Dorries also used the interview to continue her feud against Chancellor George Osborne, this time going so far as to drag Osborne’s wife, the author Frances Osborne, into the narrative:
Dorries reveals that her personal animosity towards the chancellor was provoked after a “left-wing journalist” told her last year that “Number 11 has just given a story to the Guardian that Cameron is pulling his support [for Dorries’ amendment on abortion counselling]… it came straight from George Osborne, it came straight from No 11.”
She claims the unnamed journalist told her that Osborne “is completely opposed to your agenda, he is completely pro-choice and he’s pushed into it by his wife”, and tells the HuffPost UK: “I just couldn’t believe it… I will never forgive George Osborne for that.”

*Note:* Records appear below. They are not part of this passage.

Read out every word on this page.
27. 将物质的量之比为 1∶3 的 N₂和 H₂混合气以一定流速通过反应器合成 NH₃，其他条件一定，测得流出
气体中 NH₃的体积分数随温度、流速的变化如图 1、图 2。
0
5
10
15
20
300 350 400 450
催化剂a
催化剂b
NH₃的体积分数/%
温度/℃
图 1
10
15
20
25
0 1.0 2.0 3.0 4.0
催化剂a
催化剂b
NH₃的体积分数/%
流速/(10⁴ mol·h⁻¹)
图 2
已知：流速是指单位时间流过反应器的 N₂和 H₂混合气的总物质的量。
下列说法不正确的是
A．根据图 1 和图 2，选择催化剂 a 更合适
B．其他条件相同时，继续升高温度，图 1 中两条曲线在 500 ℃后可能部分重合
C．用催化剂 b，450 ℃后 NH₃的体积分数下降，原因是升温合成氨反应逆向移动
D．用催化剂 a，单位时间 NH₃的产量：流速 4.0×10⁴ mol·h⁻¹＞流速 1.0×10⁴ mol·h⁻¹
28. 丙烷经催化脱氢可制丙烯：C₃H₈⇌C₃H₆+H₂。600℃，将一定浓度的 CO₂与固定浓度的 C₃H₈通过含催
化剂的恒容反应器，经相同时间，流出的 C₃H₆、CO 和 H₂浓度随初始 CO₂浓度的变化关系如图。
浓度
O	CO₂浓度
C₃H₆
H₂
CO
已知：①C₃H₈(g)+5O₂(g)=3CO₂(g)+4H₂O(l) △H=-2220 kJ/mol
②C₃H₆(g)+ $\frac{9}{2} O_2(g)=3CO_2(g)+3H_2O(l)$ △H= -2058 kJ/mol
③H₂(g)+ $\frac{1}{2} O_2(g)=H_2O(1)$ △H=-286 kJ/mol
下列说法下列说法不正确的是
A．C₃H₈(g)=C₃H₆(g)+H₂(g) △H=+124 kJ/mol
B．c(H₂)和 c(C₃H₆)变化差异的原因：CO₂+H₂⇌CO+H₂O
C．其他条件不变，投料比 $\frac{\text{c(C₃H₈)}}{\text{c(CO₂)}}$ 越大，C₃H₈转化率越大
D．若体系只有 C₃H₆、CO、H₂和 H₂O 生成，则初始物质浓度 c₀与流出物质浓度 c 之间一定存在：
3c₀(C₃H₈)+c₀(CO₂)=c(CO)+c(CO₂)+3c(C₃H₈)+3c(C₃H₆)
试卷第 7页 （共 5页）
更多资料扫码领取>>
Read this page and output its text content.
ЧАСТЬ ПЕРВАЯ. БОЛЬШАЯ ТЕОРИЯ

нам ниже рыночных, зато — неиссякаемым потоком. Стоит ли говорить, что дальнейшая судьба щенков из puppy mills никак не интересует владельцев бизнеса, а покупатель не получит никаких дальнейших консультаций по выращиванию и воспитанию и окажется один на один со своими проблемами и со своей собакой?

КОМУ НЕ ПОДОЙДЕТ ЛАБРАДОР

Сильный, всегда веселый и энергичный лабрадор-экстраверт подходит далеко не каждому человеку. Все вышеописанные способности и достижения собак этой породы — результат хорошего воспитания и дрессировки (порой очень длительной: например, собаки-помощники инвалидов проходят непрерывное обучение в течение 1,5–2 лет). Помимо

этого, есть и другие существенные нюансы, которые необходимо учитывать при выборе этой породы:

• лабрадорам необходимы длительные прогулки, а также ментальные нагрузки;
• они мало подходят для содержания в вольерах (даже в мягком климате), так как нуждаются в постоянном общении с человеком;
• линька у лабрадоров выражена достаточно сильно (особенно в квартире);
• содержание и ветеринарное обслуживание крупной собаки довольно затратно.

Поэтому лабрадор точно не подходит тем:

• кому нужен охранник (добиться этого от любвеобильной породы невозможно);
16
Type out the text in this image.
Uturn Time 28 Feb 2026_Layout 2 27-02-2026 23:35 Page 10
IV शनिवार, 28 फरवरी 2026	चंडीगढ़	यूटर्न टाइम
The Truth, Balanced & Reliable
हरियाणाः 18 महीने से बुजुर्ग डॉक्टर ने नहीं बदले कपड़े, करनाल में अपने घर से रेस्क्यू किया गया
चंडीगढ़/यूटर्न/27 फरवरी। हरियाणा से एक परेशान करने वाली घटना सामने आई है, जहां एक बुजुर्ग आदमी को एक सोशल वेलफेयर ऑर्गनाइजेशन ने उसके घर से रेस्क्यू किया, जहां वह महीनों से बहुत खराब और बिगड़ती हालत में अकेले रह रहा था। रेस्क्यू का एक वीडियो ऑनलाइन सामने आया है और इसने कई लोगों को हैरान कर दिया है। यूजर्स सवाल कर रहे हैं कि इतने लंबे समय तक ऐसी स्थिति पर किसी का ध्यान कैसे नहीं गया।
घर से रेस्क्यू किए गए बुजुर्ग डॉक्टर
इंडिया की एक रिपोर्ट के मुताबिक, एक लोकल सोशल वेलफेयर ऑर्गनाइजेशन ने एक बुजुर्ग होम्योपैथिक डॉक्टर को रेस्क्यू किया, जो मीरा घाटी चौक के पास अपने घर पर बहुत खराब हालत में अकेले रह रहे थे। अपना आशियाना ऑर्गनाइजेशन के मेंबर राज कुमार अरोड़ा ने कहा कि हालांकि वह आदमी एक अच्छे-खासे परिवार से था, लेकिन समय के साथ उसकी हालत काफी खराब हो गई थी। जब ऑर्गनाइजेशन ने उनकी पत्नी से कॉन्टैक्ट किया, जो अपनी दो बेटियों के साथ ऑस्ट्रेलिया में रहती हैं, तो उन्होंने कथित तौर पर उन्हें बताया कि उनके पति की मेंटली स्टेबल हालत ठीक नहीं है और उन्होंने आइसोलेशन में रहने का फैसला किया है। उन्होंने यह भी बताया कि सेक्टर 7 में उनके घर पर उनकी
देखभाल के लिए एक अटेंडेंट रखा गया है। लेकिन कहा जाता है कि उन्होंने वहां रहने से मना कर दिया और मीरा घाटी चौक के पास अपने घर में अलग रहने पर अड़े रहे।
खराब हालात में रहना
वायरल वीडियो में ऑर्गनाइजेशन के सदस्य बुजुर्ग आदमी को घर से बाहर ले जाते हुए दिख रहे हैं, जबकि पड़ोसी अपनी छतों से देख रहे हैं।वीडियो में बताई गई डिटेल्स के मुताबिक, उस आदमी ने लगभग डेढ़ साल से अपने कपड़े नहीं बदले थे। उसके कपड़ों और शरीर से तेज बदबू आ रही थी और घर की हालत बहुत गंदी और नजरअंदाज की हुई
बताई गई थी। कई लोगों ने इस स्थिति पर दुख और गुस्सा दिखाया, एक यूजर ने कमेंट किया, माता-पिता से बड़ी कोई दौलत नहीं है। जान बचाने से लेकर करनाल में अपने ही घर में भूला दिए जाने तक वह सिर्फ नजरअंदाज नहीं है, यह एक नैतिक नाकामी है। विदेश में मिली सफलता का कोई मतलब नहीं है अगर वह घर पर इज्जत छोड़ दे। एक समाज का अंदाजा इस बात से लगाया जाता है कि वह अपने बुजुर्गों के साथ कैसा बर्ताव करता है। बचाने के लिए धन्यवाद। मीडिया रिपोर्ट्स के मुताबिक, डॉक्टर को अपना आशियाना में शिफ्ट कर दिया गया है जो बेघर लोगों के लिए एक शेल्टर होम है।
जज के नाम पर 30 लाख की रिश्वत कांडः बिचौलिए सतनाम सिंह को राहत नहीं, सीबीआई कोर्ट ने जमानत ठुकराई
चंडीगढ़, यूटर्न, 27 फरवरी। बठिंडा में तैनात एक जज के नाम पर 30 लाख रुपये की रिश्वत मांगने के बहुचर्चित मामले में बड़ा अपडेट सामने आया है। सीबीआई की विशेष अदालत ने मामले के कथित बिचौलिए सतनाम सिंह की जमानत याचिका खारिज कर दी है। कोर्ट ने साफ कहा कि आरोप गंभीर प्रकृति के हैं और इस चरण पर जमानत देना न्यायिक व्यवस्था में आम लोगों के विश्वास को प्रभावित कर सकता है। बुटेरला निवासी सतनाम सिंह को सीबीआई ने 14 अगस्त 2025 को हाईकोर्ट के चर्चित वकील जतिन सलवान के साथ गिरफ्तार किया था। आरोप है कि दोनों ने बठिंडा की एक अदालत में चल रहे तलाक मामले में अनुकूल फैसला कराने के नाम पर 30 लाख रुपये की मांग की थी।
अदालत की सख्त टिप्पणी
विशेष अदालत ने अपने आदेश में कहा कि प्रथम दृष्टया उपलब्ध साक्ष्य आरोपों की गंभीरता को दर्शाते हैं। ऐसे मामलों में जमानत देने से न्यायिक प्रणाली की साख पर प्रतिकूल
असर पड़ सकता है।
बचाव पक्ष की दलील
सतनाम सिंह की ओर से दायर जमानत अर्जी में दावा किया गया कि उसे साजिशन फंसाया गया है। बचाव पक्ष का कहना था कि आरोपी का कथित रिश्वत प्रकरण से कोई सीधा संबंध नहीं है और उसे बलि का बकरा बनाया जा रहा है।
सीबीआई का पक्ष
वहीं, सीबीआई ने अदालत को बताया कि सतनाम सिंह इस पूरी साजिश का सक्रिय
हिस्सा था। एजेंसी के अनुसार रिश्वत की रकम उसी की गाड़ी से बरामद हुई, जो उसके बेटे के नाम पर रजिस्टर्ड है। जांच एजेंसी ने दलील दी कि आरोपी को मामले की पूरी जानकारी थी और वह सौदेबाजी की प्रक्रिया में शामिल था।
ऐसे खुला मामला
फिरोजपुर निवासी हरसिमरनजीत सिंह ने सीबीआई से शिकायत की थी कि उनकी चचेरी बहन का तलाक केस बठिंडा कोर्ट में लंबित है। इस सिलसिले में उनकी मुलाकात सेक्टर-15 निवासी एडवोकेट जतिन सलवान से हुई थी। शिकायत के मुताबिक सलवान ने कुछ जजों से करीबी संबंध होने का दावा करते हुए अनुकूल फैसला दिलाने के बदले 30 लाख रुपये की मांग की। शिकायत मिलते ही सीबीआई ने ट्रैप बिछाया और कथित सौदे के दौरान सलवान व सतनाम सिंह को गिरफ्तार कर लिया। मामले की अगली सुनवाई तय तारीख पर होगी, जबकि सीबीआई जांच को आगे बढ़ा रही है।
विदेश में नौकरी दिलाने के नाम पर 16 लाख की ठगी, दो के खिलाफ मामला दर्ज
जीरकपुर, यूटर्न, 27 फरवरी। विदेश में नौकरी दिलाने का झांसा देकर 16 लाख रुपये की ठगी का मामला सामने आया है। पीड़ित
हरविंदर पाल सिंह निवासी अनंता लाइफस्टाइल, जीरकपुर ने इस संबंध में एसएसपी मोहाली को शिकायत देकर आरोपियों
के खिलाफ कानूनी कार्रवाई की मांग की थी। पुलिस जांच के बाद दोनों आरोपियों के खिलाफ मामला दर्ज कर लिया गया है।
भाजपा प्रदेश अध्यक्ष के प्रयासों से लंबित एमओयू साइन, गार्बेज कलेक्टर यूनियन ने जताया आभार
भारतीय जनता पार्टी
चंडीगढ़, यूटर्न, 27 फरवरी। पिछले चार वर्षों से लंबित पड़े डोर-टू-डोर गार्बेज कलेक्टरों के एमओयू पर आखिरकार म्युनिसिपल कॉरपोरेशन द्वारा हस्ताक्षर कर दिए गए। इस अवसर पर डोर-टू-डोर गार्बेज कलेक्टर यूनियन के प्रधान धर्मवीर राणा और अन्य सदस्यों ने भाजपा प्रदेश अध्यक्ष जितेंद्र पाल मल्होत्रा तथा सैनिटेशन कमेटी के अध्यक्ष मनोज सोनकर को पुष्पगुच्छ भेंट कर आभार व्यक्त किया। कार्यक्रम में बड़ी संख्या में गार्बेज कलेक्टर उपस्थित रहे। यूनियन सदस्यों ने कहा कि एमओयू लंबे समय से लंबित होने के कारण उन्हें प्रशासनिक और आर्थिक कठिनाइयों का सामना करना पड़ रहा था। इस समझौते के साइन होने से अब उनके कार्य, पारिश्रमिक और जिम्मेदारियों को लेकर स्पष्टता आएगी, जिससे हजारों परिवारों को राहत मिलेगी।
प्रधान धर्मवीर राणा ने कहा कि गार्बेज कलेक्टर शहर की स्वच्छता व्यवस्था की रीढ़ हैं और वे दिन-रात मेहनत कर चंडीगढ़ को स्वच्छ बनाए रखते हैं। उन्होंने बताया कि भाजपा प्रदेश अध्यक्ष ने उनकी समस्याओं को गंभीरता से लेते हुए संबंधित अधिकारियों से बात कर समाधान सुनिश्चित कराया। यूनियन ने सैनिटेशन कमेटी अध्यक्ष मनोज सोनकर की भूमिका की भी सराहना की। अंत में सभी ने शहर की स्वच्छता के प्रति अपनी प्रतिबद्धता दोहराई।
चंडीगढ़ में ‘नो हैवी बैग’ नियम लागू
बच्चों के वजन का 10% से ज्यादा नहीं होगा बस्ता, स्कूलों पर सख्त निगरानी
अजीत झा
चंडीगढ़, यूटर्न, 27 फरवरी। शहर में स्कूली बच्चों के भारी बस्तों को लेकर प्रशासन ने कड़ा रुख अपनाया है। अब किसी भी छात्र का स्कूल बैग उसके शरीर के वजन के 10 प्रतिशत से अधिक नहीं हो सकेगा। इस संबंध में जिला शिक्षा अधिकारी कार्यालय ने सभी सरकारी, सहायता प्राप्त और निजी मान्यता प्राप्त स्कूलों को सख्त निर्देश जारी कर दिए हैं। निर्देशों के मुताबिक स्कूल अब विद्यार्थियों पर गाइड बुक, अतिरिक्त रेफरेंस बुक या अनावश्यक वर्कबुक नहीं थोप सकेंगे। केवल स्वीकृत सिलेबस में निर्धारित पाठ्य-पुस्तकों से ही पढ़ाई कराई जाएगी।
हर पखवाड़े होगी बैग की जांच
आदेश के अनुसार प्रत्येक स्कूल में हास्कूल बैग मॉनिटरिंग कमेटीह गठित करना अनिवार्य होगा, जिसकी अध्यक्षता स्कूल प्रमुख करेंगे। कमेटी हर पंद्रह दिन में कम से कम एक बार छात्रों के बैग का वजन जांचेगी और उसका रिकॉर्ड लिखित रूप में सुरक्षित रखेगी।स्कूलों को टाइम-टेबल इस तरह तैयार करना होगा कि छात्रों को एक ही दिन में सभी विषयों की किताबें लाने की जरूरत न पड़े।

At the time, of course, Dorries blamed Nick Clegg and the Liberal Democrats for Cameron’s lack of support for the amendment, and it was this that prompted the “frustrated” comment.
Dorries’ views on abortion are much discussed – she presents herself as being a pro-choice reformer, seeking a legal reduction to 20 weeks. However, as Politics.co.uk notes:
She’s quite open that she’d prefer to see a 12-week limit, as would health secretary Jeremy Hunt. This would also be in line with the European average. Tellingly, she insists she would not campaign for any further reduction, though.
Back in April, at Unity at Ministry of Truth has noted, Dorries attacked the Guardian‘s reporting of her position in a Tweet to Cath Elliott:
I will never, ever, attempt to restrict abortion below 20 weeks EVER. You work for a paper which repetitively prints lies
This was despite the fact that, as Unity also notes, Dorries had actually voted in favour of a reduction to 12 weeks on 20 May 2008. This is just one incidence of dishonest presentation that goes beyond mere “spin” – she has also been caught out misleading Parliament by describing an evangelical anti-abortion counselling charity as being “neither pro-life nor pro-choice”.
As it happens, I take the view that Dorries’ medical arguments about abortion should be considered on their own merits, even though (like Hunt) she may be being less than candid about her real agenda; the strength of an argument is independent of the character of the person who makes it.
However, that’s not Dorries’ own style, and she is herself very quick to impute discrediting motives to opponents. Returning again to the Politice.co.uk article:
“The left are very pro-choice,” she says. “And I think it goes back almost to a time when the left was linked very closely to the eugenicist movement and people like Marie Stopes, who didn’t even attend her own daughter’s wedding because she was marrying a man who was wearing glasses. That’s where I think the left’s historic position on abortion stems from.”
Actually, Stopes didn’t have any daughters – it was her son’s wedding that she refused to attend. Dorries is typically sloppy about such details, which are probably given to her as talking points. This kind of vilification is also vintage Dorries: a year ago, she raised Peter Singer’s views on infanticide as representing the essence of Humanism.